The report, available at http://bit.ly/2LnW3kL, comes just one day before an Energy and Mineral Resources Subcommittee hearing on four Republican-authored onshore “energy development” bills. It finds that even with the noted data gaps, the cost to taxpayers seems to have gone up considerably since 2010, the last time the agency studied the issue.
The watchdog writes in the report that BLM does not even have the necessary data systems to know how much orphaned well reclamation is costing the public: “BLM headquarters officials we interviewed told us that they did not have any information on actual costs incurred to reclaim orphaned wells and stated that BLM’s data systems were not designed to track incurred reclamation costs.”
The report, Grijalva says, highlights the need both for better industry regulation, such as an end to industry financial self-bonding, and for better BLM data tracking methods.
GAO spoke to BLM officers at 13 of the agency’s 33 field offices. The report states that BLM employees at those offices alone “identified about $46.2 million in estimated potential reclamation costs associated with orphaned wells and inactive wells that officials deemed to be at risk of becoming orphaned.”

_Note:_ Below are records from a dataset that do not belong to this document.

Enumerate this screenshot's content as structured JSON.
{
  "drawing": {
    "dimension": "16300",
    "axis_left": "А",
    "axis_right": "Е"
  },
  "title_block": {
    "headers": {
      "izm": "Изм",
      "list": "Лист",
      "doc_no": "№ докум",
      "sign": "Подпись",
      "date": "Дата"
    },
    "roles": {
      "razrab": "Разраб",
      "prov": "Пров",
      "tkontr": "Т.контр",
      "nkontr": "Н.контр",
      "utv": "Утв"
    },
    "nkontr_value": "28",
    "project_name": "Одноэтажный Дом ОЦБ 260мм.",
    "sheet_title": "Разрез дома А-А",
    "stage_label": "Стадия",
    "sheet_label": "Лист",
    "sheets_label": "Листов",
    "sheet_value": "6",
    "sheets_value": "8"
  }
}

The problem of orphaned wells has become much more acute since 2010, as the report notes:
Based on GAO’s analysis of data obtained from 13 of BLM’s 33 field offices that manage oil and gas programs, the average annual reclamation cost was $267,600, an increase compared to the $171,500 annual average across all BLM offices that GAO reported in 2010. Similarly, GAO’s analysis of BLM data found that the number of known orphaned wells, those that generally have no responsible or liable parties, for all field offices has increased from 144 in 2010 to 219 as of 2017.
“Oil and gas drillers shouldn’t be able to pass their cleanup costs on to the public,” Grijalva said. “Despite what Republicans keep telling us, the fossil fuel industry isn’t being regulated into the ground. Too often, it’s freeloading off the American people, and this report tells us we don’t even know how much it’s costing us. It’s time to fix these data gaps and make sure this walkaway culture ends once and for all.”
Bill West, a rancher who lives near Arvada, Wyo., said the findings track closely with the problems he and his neighbors have experienced in recent years. West is a member of the Powder River Basin Resource Council and Western Organization of Resource Councils.
“We have close to 100 wells on our place, and none of them have been reclaimed yet,” West said. “High Plains Gas went bankrupt and left several thousand wells in Wyoming. The state is paying to clean up the private and state-owned wells, but BLM didn’t have enough in bonds to cover the cost of reclaiming the federal wells. It’s high time the federal government required adequate reclamation bonds to cover cleanup costs, which would prevent the problem in the first place.”